The strengths of our study are as follows. First, our study is the first MR study to analyze the causal effect of GSD on CHD or AMI. We included GWAS datasets from multiple populations in our study and also performed external validation as well as reverse MR analysis. This makes our findings more comprehensive and reliable and can be applied to a wider range of populations. Second, MR‒Egger regression results showed no cross-sectional polymorphisms in the IVs; after removing possible heterozygous loci, both the leave-one-out method and the funnel plot showed our conclusions to be robust and plausible. Finally, co-localization analysis was used by us to explore the specific sites mediating causality, which allowed for more in-depth studies. The results provide support for the causal relationship observed by MR analysis at the mechanistic level and provide precise targets for researchers to modulate this relationship.
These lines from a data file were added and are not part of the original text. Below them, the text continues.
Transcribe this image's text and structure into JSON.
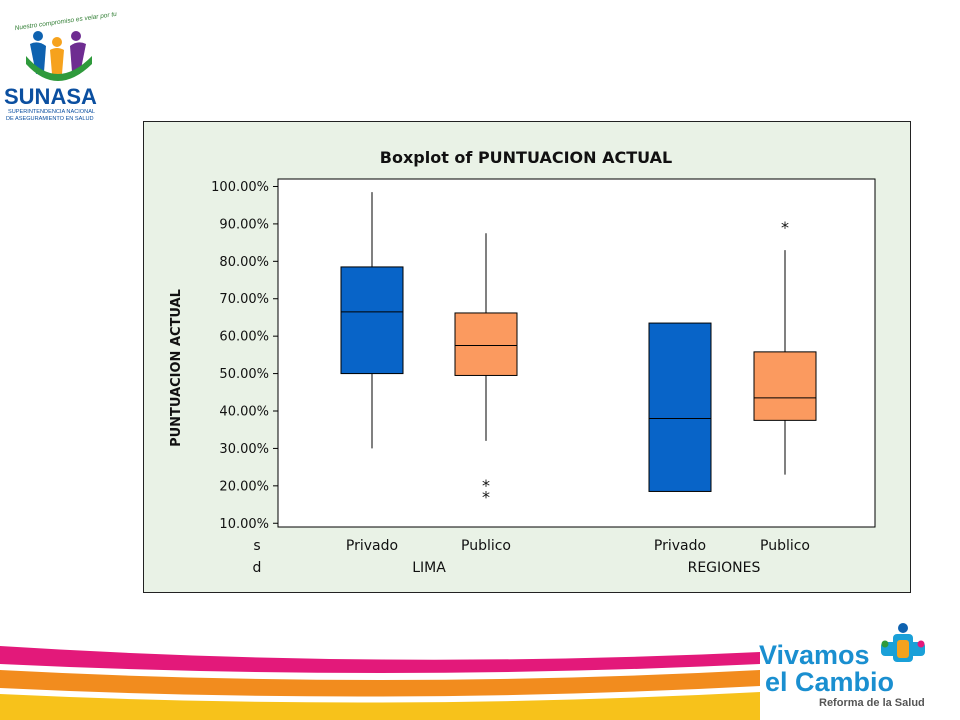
{
  "header": {
    "logo": {
      "tagline": "Nuestro compromiso es velar por tu Salud",
      "name": "SUNASA",
      "subtitle_line1": "SUPERINTENDENCIA NACIONAL",
      "subtitle_line2": "DE ASEGURAMIENTO EN SALUD"
    }
  },
  "footer": {
    "logo": {
      "line1": "Vivamos",
      "line2": "el Cambio",
      "line3": "Reforma de la Salud"
    },
    "colors": {
      "magenta": "#e3197a",
      "orange": "#f28c1e",
      "yellow": "#f7c21b"
    }
  },
  "chart_data": {
    "type": "boxplot",
    "title": "Boxplot of PUNTUACION ACTUAL",
    "ylabel": "PUNTUACION ACTUAL",
    "ylim": [
      0.09,
      1.02
    ],
    "yticks": [
      "100.00%",
      "90.00%",
      "80.00%",
      "70.00%",
      "60.00%",
      "50.00%",
      "40.00%",
      "30.00%",
      "20.00%",
      "10.00%"
    ],
    "ytick_values": [
      1.0,
      0.9,
      0.8,
      0.7,
      0.6,
      0.5,
      0.4,
      0.3,
      0.2,
      0.1
    ],
    "row_labels": [
      "s",
      "d"
    ],
    "groups": [
      {
        "name": "LIMA",
        "categories": [
          "Privado",
          "Publico"
        ]
      },
      {
        "name": "REGIONES",
        "categories": [
          "Privado",
          "Publico"
        ]
      }
    ],
    "colors": {
      "Privado": "#0864c8",
      "Publico": "#fb9a5f"
    },
    "boxes": [
      {
        "group": "LIMA",
        "category": "Privado",
        "min": 0.3,
        "q1": 0.5,
        "median": 0.665,
        "q3": 0.785,
        "max": 0.985,
        "outliers": []
      },
      {
        "group": "LIMA",
        "category": "Publico",
        "min": 0.32,
        "q1": 0.495,
        "median": 0.575,
        "q3": 0.662,
        "max": 0.875,
        "outliers": [
          0.21,
          0.18
        ]
      },
      {
        "group": "REGIONES",
        "category": "Privado",
        "min": 0.185,
        "q1": 0.185,
        "median": 0.38,
        "q3": 0.635,
        "max": 0.635,
        "outliers": []
      },
      {
        "group": "REGIONES",
        "category": "Publico",
        "min": 0.23,
        "q1": 0.375,
        "median": 0.435,
        "q3": 0.558,
        "max": 0.83,
        "outliers": [
          0.9
        ]
      }
    ]
  }
}
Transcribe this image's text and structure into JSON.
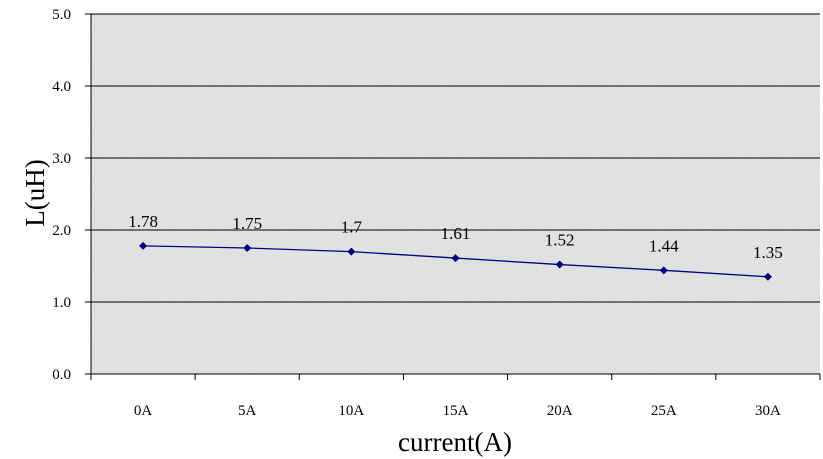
{
  "chart_data": {
    "type": "line",
    "categories": [
      "0A",
      "5A",
      "10A",
      "15A",
      "20A",
      "25A",
      "30A"
    ],
    "series": [
      {
        "values": [
          1.78,
          1.75,
          1.7,
          1.61,
          1.52,
          1.44,
          1.35
        ],
        "color": "#000080"
      }
    ],
    "data_labels": [
      "1.78",
      "1.75",
      "1.7",
      "1.61",
      "1.52",
      "1.44",
      "1.35"
    ],
    "y_tick_labels": [
      "0.0",
      "1.0",
      "2.0",
      "3.0",
      "4.0",
      "5.0"
    ],
    "xlabel": "current(A)",
    "ylabel": "L(uH)",
    "ylim": [
      0,
      5
    ],
    "grid": true,
    "legend": "none",
    "plot_background": "#d9d9d9",
    "grid_color": "#000000"
  }
}
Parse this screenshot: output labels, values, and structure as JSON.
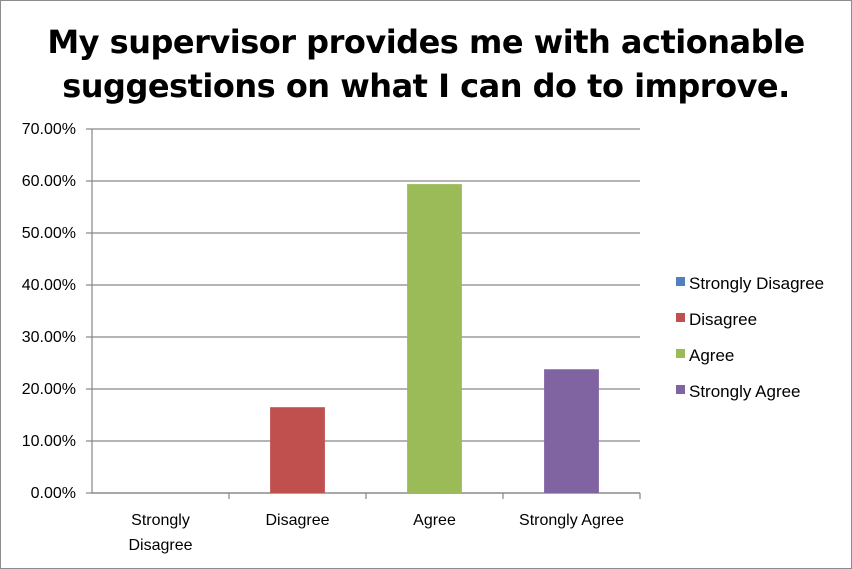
{
  "chart_data": {
    "type": "bar",
    "title_lines": [
      "My supervisor provides me with actionable",
      "suggestions on what I can do to improve."
    ],
    "categories": [
      [
        "Strongly",
        "Disagree"
      ],
      [
        "Disagree"
      ],
      [
        "Agree"
      ],
      [
        "Strongly Agree"
      ]
    ],
    "values": [
      0.0,
      16.5,
      59.4,
      23.8
    ],
    "colors": [
      "#4f81bd",
      "#c0504d",
      "#9bbb59",
      "#8064a2"
    ],
    "ylim": [
      0,
      70
    ],
    "y_ticks": [
      "0.00%",
      "10.00%",
      "20.00%",
      "30.00%",
      "40.00%",
      "50.00%",
      "60.00%",
      "70.00%"
    ],
    "grid": true,
    "legend": {
      "placement": "right",
      "entries": [
        "Strongly Disagree",
        "Disagree",
        "Agree",
        "Strongly Agree"
      ]
    }
  }
}
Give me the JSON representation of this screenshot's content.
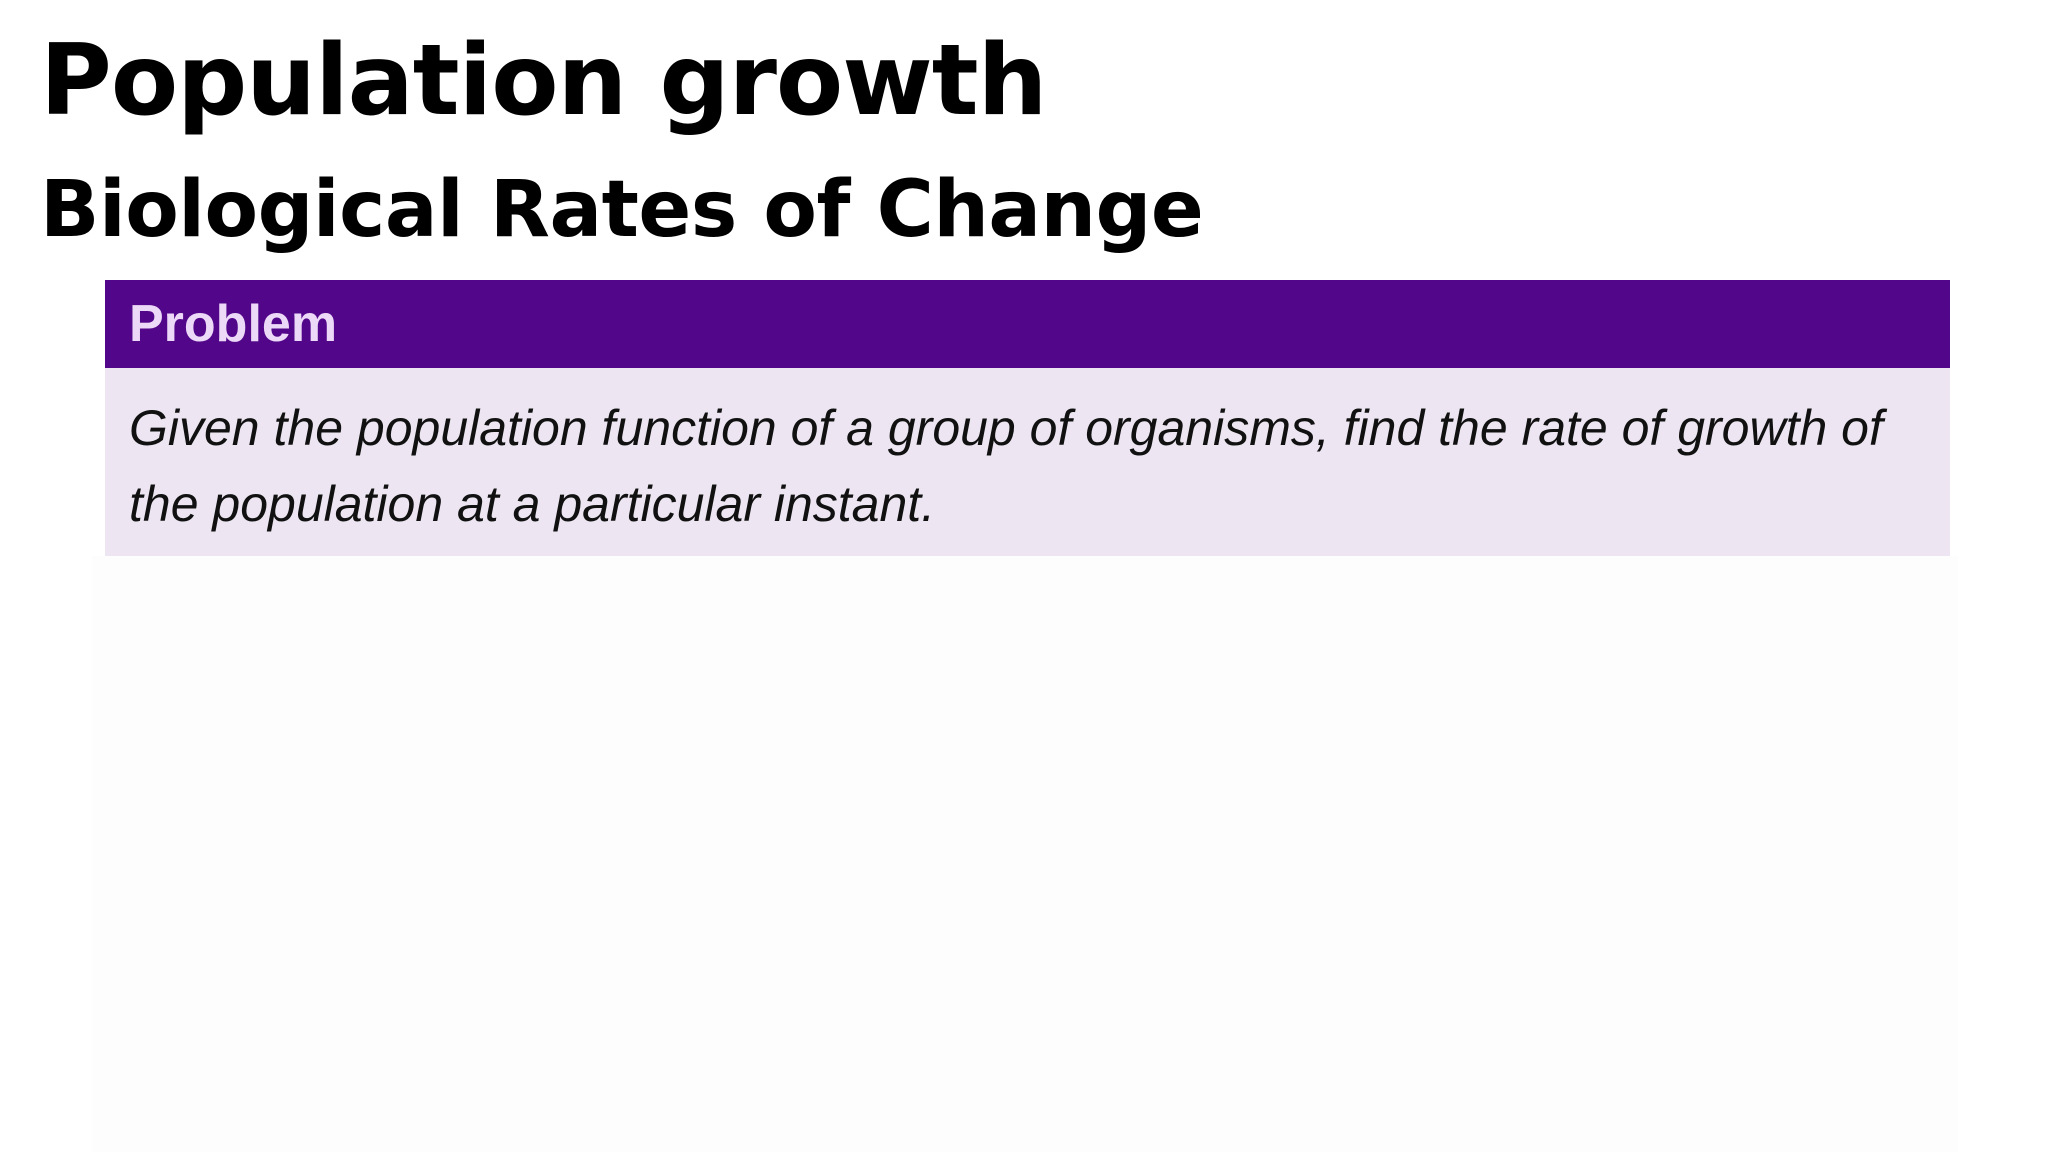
{
  "slide": {
    "title": "Population growth",
    "subtitle": "Biological Rates of Change"
  },
  "problem": {
    "header": "Problem",
    "text": "Given the population function of a group of organisms, find the rate of growth of the population at a particular instant."
  },
  "colors": {
    "header_bg": "#52078a",
    "header_text": "#ecd8f7",
    "body_bg": "#ede6f2"
  }
}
However, there are also limitations that cannot be ignored. Initially, the study identified a key role for rs4245791 in reducing the risk of AMI in GSD patients, but we did not further explore its potential as a therapeutic target nor did animal experiments validate the conclusions. In addition, although the database used in this study included two major populations of Finnish and East Asian ancestry, this is still not representative of the rest of the global population, and the applicability of the findings to ethnic groups other than those of Finnish and Japanese origin needs to be further explored. Ultimately, sex and age factors may also influence the causal relationship between exposure and outcome. Further analysis of sex-age stratified cohorts could be conducted, as data allow, to explore the impact.

Conclusions

Overall, the results of this MR study found a protective causal effect of GSD on AMI, suggesting that patients with GSD may have a lower risk of AMI but no benefit on the risk of CHD. Co-localization analyses further identified a key role for rs4245791 and its regulated ABCG5/8 proteins in driving the causal effect of GSD on AMI, providing strong evidence to support the conclusions. We believe that the present study makes a valuable contribution to the field by providing a novel perspective and deeper explanation of the correlation between GSD and AMI. More prospective studies as well as basic experiments are needed in future studies to continue to explore the mechanism of association between GSD and AMI and the possible clinical benefits of targeting ABCG5/8.